Seafood Imports in More Than 20 Countries Implicated in Uyghur Forced Labour

Companies and governments must take immediate action to end the industry’s reliance on crimes against humanity

October 17, 2023

All seafood companies must fully exit the Xinjiang Uyghur Autonomous Region (Uyghur Region) and trace their supply chains to ensure that no suppliers or sub-suppliers are participating in government-sponsored labour transfer of Uyghurs and other Turkic and Muslim-majority peoples. A sweeping investigation by the Outlaw Ocean Project found that since 2018, thousands of Uyghur people have been transferred under coercive conditions from the Uyghur Region to work in forced labour conditions in major seafood processing hubs thousands of miles away. 

Many of the seafood imports identified by the investigation, The Uyghurs Forced to Process the World’s Fish, are currently entering the United States, which bans the importation of all goods made with Uyghur forced labour, including state labour transfer programs, through the Uyghur Forced Labor Prevention Act. The investigators also found seafood imports going to the UK, Germany, Canada, and France. Major retailers, including Tesco, Walmart, Costco, and Carrefour, are all named as at risk of selling tainted seafood, due to their alleged supply chain links to the importers identified in the reporting.

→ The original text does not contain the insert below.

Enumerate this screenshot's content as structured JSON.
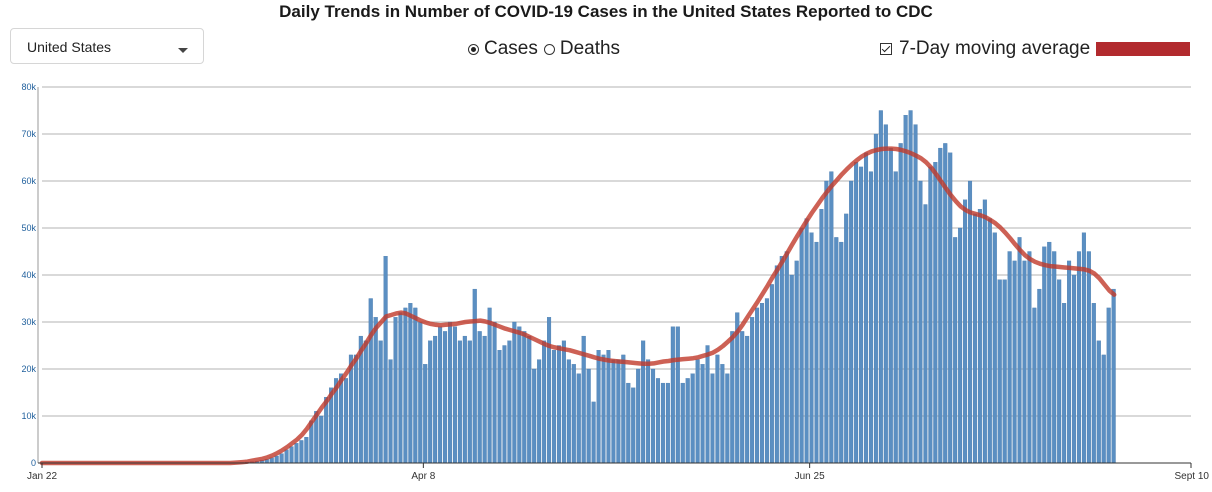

The investigation further exposes the ineffectiveness of corporate audits and how traditional due diligence tools are not designed to identify state-imposed forced labour.  The report found that half the Chinese exporters linked to Uyghur labour that sell to major brands had recently passed audits, including those by auditing giant Sedex. Further, researchers found that some of the companies implicated are certified as ‘sustainable’ by schemes like the Marine Stewardship Council.

The government of China’s well-documented repression against Uyghurs and other Turkic and Muslim-majority peoples includes mass arbitrary detention and systematic state-imposed forced labour that, according to UN human rights experts, may constitute crimes against humanity. This involves both multiple forms of involuntary labour at workplaces across the Region and even in other parts of China, in multiple industries including apparel, automotive, PVC flooring, agriculture, solar panels, and now seafood.

Governments and seafood companies alike have both the power and responsibility to immediately take action to eliminate the industry’s reliance on Uyghur forced labour. 

Seafood companies:

  • All companies should urgently trace their entire supply chain, address any points of exposure to Uyghur forced labour, and fully exit the Uyghur Region including immediately terminating any direct or indirect relationships linked to Uyghur forced labour at every tier of their supply chain.
  • All companies must conduct due diligence, including desk-based research in Chinese language, to identify whether any suppliers have participated in state labour transfer programs. If participation in state-sponsored labour transfers of Uyghurs and other Turkic and Muslim-majority people is identified, the company must use any leverage it has to end those suppliers’ (or sub suppliers’) participation in these programs on an expedited basis. If a supplier is unwilling to end participation promptly and expeditiously, the only responsible option a company has is to end that business relationship. 
  • Companies must not rely on audits, which are wholly inadequate to identify state-imposed forced labour in processing facilities. In order to determine whether a supplier in China, outside of the Uyghur Region, is engaging in forced labour through labour transfers from the Uyghur Region, companies should actively seek clear and convincing evidence of fair recruitment practices, freedom of movement for workers, salary, holidays, and social security payments. 

Governments:

  • Governments around the world should enact and robustly enforce import control legislation banning imports of goods made with forced labour. This legislation must include appropriate mechanisms to address state-imposed forced labour, such as the ability to restrict the importation of goods from a region or specific product groups. 
  • Impose targeted sanctions on individuals and entities that are responsible for, or benefit from, forced labour. 
  • Use all possible mechanisms to pressure the Chinese government to end forced labour and human trafficking in the Uyghur Region.